Ever since he was elected—and even before that—the Trump phenomenon has been seen as an anomaly, a painful detour from a fundamentally virtuous path, an inexplicable veering off course, if not simply the outcome of a long-term devious plot by the Russians. The New Yorker’s Masha Gessen notes that this theory “held the appeal of a secret answer to our catastrophe, one that would make the unimaginable suddenly explicable.”

Now, having gone all in on predicting Trump’s removal via judicial process by unmasking him as an agent in the service of Putin is proving to be a self-inflicted wound: “The dream of a sudden, magic resolution to the Trump tragedy is dead,” Gessen writes.

However, the Russiagate story is unlikely to end with Attorney General Barr’s delivery of his summary of the Mueller report to the heads of the Judiciary Committees of the House and the Senate. The House, ruled by a Democratic majority, has already requested the disclosure of the whole report—and, as The New York Times underlines, it is the House that “has the power under the Constitution to decide for itself whether the president’s actions constituted ‘high crimes and misdemeanors’ that justify impeachment.”

There are also other ongoing judicial investigations, both at the state and federal level, on the dealings of the Trump Organization and the Trump charitable foundation, on Trump’s violation of the emoluments clause and on his misuse of campaign funds. Furthermore, many questions raised by the Manafort case, the firing of former FBI chief James Comey, and the cases involving Trump’s former attorney Michael Cohen still need to be answered.

It should also be stressed that only a summary of the report by Trump’s handpicked Attorney General William Barr has been made public. It does contain the key sentence that Trump has seized on: “The Special Counsel’s investigation did not find that the Trump campaign or anyone associated with it conspired or coordinated with Russia in its efforts to influence the 2016 presidential election.”

These summarizing words are serving as the pretext for Trump to go on the counterattack, threatening investigations against those who initiated the Russiagate investigation, and, most importantly, giving him an opportunity to make what he calls his “exoneration” into an argument for his re-election in 2020. Going forward, he will be even more emboldened in his denunciations of a “witch hunt” against him orchestrated by the liberals and the media, already a very engaging topic for his fans at the endless rallies of his permanent electoral campaign.

While the Democrats seem caught off guard by the result of the Mueller investigation and haven’t put up a unified front, with House Speaker Nancy Pelosi apparently ruling out the possibility of starting an impeachment procedure against Trump, the media are the ones hardest hit. Contempt and hatred toward the establishment and progressive media—The New York Times, The Washington Post, Newsweek, The New Yorker, CNN, MSNBC—is the most defining feature of this presidency. And, while the feelings are mutual, there is a certain interest—indeed, a financial one—on the part of the media in this dynamic continuing.
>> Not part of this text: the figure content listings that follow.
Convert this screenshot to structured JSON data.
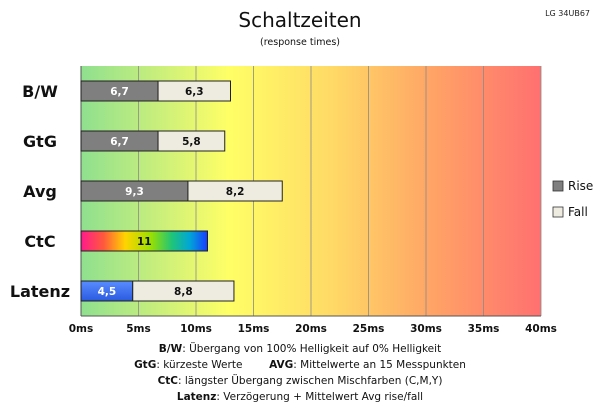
{
  "model_label": "LG 34UB67",
  "chart_data": {
    "type": "bar",
    "orientation": "horizontal",
    "stacked": true,
    "title": "Schaltzeiten",
    "subtitle": "(response times)",
    "categories": [
      "B/W",
      "GtG",
      "Avg",
      "CtC",
      "Latenz"
    ],
    "series": [
      {
        "name": "Rise",
        "values": [
          6.7,
          6.7,
          9.3,
          11,
          4.5
        ],
        "color": "#7f7f7f"
      },
      {
        "name": "Fall",
        "values": [
          6.3,
          5.8,
          8.2,
          0,
          8.8
        ],
        "color": "#eeece1"
      }
    ],
    "value_labels": [
      [
        "6,7",
        "6,3"
      ],
      [
        "6,7",
        "5,8"
      ],
      [
        "9,3",
        "8,2"
      ],
      [
        "11",
        ""
      ],
      [
        "4,5",
        "8,8"
      ]
    ],
    "special_bars": {
      "CtC": "rainbow gradient",
      "Latenz": "blue rise segment"
    },
    "xlim": [
      0,
      40
    ],
    "x_ticks": [
      "0ms",
      "5ms",
      "10ms",
      "15ms",
      "20ms",
      "25ms",
      "30ms",
      "35ms",
      "40ms"
    ],
    "x_tick_values": [
      0,
      5,
      10,
      15,
      20,
      25,
      30,
      35,
      40
    ],
    "background": "horizontal gradient green to yellow to red",
    "grid": "vertical",
    "legend_position": "right"
  },
  "footnotes": {
    "line1_label": "B/W",
    "line1_text": ":  Übergang von 100% Helligkeit auf 0% Helligkeit",
    "line2_label_a": "GtG",
    "line2_text_a": ": kürzeste  Werte",
    "line2_label_b": "AVG",
    "line2_text_b": ": Mittelwerte  an 15 Messpunkten",
    "line3_label": "CtC",
    "line3_text": ": längster Übergang  zwischen Mischfarben (C,M,Y)",
    "line4_label": "Latenz",
    "line4_text": ": Verzögerung  + Mittelwert Avg rise/fall"
  }
}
The crisis of the old media was unexpectedly mitigated by the emergence on the scene of a president who is a media personality, and who, as in a funhouse mirror, has been magnified into a larger-than-life figure, something he benefits from in order to rally his base, for whom he has been skillfully playing the role of the heroic victim of the hated elites. At the same time, he produces an endless stream of ratings-generating material every day for the newspapers and talk shows.

The media filled up the void left behind by the lack of a political direction on the part of the Democrats, who were stunned by Hillary Clinton’s unexpected defeat and took a long time to regain their composure. By winning control of the House last November, the Democrats have made a surprising recovery, also thanks to new candidates pushed up by a remarkable level of grassroots mobilization.

The most important thing is for this activist energy to be used to build up a political alternative to Trump ahead of the 2020 presidential elections, with no more illusions of a judicial deus ex machina—a prospect which mostly had the effect of selling more newspapers, rather than earning actual votes for the Democrats.